Его мир рухнул. Его сила оказалась бесполезной. Его лучшее оружие — ненадёжным. Вся его самоуверенность, построенная на физическом превосходстве, рассыпалась в прах.

И тогда паника нашла единственный доступный ей выход. Она переродилась в слепую, иррациональную ярость. Он больше не думал о тактике. Он больше не думал о чести. Он хотел только одного — уничтожить. Стереть с лица земли этого насмешливого, спокойного юношу, который одним ударом разрушил его вселенную.

— Я убью тебя! — взревел он, и это был уже не боевой клич воина, а вой раненого зверя.

Он снова бросился в атаку. Но это был не мощный, уверенный натиск. Это были отчаянные, размашистые и плохо скоординированные удары. Он полностью раскрывался, пренебрегая защитой. Он совершал одну ошибку за другой, надеясь задавить меня грубой силой, заставить ошибиться, подставиться.

Он не понимал, что игра уже изменилась.

Я видел это. Я видел панику в его глазах. Я видел грубые ошибки в его движениях. Я видел, как рушится его самообладание.

«Система противника дестабилизирована, — с холодной отстранённостью констатировал мой внутренний аналитик. — Защитные протоколы отключены. Наблюдаются множественные критические ошибки в исполнении. Перехожу от протокола „Несокрушимая стена“ к протоколу „Скальпель“».

Моя оборонительная тактика мгновенно изменилась. Я перестал просто уклоняться. Я начал контратаковать.

Яромир нанёс очередной широкий, предсказуемый удар. Я больше не просто увёл его в сторону. Я выполнил своё отточенное до автоматизма движение: лёгкое парирование-отвод плоскостью клинка, и в тот же момент, используя его же инерцию, моё тело скрутилось, и мой меч, как жало змеи, метнулся вперёд.

Это была не глубокая рана. Я не целил в жизненно важные органы. Моей целью было его незащищённое бедро. Острие моего клинка легко прошло сквозь дорогую ткань его штанов и оставило на ноге длинный, неглубокий, но болезненный порез.

Яромир взревел от боли и унижения. На его штанах расплылось новое кровавое пятно.

И я начал свою работу. Я работал как хирург. Точно. Безжалостно. Эффективно.

Он атаковал — я уклонялся и оставлял лёгкий порез на его плече.
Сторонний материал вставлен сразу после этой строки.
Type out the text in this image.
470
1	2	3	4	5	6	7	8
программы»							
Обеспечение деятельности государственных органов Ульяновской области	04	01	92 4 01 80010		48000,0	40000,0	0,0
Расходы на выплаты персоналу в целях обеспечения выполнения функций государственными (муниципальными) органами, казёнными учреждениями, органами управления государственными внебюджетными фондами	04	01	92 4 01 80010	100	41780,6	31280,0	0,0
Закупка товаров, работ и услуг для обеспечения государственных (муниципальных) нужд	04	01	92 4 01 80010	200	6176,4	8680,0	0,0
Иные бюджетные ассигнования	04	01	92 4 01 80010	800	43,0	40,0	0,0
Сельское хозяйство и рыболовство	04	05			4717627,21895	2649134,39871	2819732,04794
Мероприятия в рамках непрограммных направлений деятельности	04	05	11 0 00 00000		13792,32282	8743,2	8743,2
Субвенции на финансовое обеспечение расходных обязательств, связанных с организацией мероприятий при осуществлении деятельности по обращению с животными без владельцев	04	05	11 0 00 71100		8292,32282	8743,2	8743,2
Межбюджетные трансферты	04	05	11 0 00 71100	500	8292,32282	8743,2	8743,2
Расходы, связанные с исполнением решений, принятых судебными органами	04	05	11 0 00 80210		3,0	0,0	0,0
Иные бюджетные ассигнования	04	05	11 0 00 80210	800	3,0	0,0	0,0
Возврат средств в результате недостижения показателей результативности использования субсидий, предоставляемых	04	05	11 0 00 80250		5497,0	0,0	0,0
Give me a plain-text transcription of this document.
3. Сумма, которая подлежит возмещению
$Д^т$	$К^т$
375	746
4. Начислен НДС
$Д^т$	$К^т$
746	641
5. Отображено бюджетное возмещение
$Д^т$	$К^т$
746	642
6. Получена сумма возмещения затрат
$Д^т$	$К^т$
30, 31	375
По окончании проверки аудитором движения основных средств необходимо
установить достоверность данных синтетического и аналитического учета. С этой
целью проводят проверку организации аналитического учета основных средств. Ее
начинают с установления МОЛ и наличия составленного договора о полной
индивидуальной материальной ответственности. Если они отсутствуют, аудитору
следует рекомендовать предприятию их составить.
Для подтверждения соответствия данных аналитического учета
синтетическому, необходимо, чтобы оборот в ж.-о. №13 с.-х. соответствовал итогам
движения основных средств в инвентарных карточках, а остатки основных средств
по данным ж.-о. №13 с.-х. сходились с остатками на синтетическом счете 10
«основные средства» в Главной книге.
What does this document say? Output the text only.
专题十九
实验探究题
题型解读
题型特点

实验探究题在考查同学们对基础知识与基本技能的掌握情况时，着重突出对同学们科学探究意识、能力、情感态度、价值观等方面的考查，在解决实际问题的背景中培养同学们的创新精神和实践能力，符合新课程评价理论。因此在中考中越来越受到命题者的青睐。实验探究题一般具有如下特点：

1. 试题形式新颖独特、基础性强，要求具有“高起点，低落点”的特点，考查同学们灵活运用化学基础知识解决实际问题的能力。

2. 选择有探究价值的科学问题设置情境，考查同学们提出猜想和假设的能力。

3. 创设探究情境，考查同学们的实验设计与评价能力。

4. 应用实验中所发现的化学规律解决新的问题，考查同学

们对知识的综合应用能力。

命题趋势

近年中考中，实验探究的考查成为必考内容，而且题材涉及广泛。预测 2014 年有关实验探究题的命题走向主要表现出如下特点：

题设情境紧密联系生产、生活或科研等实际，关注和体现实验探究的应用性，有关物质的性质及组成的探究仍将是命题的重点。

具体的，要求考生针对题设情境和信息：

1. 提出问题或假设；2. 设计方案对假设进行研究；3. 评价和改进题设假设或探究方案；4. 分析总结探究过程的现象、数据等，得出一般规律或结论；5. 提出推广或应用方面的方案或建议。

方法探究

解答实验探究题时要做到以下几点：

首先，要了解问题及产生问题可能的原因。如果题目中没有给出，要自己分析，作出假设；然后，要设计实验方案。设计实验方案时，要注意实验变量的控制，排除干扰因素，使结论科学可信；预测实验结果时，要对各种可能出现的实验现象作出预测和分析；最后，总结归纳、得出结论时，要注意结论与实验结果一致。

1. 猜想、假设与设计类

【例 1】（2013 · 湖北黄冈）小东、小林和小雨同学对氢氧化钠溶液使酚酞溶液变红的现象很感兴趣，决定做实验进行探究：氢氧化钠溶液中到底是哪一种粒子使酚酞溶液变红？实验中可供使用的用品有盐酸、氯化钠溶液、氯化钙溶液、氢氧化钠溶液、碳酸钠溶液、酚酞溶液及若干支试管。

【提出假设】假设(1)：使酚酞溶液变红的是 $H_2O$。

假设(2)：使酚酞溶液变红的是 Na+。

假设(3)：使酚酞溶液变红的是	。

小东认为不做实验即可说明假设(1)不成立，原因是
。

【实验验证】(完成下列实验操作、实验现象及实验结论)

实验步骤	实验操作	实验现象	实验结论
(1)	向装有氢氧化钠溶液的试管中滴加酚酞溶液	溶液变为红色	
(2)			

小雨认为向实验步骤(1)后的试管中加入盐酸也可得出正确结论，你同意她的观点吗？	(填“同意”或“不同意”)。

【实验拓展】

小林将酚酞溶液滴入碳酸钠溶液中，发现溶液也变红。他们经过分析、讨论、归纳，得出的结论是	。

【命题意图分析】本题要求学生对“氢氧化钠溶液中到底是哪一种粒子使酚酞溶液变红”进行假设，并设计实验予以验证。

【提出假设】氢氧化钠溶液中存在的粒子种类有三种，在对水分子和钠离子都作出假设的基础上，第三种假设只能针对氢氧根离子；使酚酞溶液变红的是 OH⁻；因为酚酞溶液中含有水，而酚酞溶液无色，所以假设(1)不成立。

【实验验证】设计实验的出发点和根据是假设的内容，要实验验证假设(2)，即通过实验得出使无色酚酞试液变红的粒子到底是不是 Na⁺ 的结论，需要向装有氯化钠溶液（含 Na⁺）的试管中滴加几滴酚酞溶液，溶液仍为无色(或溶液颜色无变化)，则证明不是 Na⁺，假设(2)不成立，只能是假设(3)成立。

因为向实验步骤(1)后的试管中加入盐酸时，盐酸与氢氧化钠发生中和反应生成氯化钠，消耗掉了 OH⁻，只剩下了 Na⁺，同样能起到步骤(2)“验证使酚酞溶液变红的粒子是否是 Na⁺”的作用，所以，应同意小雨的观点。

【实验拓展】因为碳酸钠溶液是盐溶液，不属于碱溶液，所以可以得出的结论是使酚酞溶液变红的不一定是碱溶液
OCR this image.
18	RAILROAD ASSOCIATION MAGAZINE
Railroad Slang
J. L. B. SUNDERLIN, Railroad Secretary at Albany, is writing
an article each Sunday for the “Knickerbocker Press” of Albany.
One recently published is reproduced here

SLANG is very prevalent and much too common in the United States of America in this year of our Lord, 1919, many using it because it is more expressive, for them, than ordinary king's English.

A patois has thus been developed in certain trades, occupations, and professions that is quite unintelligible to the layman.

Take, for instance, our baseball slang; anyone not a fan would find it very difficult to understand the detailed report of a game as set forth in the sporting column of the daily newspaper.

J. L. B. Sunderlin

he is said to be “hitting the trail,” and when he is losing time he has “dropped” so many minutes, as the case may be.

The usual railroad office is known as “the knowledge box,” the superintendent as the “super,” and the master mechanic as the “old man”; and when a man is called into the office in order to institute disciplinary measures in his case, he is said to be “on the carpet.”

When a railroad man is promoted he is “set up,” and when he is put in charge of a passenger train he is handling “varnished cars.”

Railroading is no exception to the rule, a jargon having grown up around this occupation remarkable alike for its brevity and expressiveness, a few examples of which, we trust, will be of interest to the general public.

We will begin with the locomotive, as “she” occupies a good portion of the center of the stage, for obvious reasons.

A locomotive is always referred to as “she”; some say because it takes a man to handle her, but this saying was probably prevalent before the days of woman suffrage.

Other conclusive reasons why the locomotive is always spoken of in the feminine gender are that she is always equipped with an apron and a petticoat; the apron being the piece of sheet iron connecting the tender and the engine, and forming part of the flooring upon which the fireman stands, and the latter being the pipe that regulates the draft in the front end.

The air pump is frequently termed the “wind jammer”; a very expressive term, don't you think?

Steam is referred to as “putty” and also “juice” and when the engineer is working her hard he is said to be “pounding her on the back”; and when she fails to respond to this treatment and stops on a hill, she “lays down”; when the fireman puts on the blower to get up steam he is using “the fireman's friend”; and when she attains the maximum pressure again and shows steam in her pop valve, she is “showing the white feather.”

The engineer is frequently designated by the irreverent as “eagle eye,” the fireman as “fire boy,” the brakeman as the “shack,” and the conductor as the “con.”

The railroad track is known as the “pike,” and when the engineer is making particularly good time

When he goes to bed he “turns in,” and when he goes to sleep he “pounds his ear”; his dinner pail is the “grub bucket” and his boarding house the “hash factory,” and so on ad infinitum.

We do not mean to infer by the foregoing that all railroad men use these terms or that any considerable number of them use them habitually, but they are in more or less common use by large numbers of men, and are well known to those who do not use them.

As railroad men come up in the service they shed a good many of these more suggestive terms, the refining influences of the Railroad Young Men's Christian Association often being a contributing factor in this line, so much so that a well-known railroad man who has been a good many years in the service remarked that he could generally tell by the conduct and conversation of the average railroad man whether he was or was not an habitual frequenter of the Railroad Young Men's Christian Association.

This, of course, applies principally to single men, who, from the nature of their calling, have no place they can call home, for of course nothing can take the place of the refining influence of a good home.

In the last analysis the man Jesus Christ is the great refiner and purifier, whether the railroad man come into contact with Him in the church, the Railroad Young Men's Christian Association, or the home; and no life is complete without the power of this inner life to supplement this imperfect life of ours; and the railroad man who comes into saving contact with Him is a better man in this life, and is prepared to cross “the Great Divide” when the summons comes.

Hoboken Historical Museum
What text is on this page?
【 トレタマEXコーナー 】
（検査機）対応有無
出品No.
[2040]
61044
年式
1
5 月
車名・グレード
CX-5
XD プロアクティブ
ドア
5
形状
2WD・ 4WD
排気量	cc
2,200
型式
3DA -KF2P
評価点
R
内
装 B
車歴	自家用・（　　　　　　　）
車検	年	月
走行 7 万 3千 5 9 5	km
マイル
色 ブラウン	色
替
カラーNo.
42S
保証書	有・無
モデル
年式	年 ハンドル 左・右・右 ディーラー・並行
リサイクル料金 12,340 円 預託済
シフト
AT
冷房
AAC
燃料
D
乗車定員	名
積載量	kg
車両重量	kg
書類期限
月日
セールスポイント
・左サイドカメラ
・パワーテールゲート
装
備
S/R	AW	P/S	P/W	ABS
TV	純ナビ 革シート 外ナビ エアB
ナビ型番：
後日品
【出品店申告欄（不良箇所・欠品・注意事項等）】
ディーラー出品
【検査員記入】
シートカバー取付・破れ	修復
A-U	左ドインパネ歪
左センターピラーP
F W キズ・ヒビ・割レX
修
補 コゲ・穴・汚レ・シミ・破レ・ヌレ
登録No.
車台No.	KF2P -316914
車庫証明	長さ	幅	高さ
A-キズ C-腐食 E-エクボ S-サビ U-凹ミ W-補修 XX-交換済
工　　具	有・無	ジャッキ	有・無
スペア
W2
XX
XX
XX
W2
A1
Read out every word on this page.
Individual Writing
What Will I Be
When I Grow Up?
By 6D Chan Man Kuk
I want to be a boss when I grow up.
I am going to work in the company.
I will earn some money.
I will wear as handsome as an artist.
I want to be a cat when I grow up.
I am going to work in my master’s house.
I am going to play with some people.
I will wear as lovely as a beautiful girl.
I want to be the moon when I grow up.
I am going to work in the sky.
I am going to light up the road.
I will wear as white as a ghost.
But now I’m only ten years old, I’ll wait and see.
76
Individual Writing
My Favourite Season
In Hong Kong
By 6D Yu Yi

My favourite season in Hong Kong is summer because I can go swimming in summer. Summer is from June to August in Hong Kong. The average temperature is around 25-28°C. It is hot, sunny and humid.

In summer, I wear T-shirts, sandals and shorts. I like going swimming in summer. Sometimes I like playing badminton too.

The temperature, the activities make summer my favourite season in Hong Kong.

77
Его рукав окрасился алым.

Он, обезумев от ярости, попытался ударить меня ногой — я отступил на полшага и нанёс быстрый укол в его икроножную мышцу.

Каждая его яростная, бессмысленная атака встречала не жёсткий блок, а лёгкое, как танец, уклонение и быструю, точную, болезненную «шпильку» в ответ. Я не пытался его убить. Я методично разбирал его на части, лишая его сил, скорости и, самое главное, воли к победе.

Рисунок боя полностью изменился. Теперь я не стоял на месте. Я начал «танцевать» вокруг него. Я постоянно двигался, заходя то справа, то слева, заставляя тяжёлого, неповоротливого Яромира крутиться на месте, как медведь, которого окружила стая быстрых, безжалостных волков. Я полностью контролировал дистанцию и темп боя. Я не давал ему ни секунды передышки, ни единой возможности нанести прицельный удар.

Звук на арене тоже изменился. Теперь это были не редкие мощные удары. Это был постоянный, изматывающий, унизительный для Яромира ритм.

«ВЖУХ!» — его тяжёлый меч с яростью рассекал пустой воздух.

«Дзинь!» — мой клинок легко отводил его неуклюжую атаку в сторону.

«Шшшик!» — моё лезвие оставляло на его теле очередной неглубокий, но болезненный порез.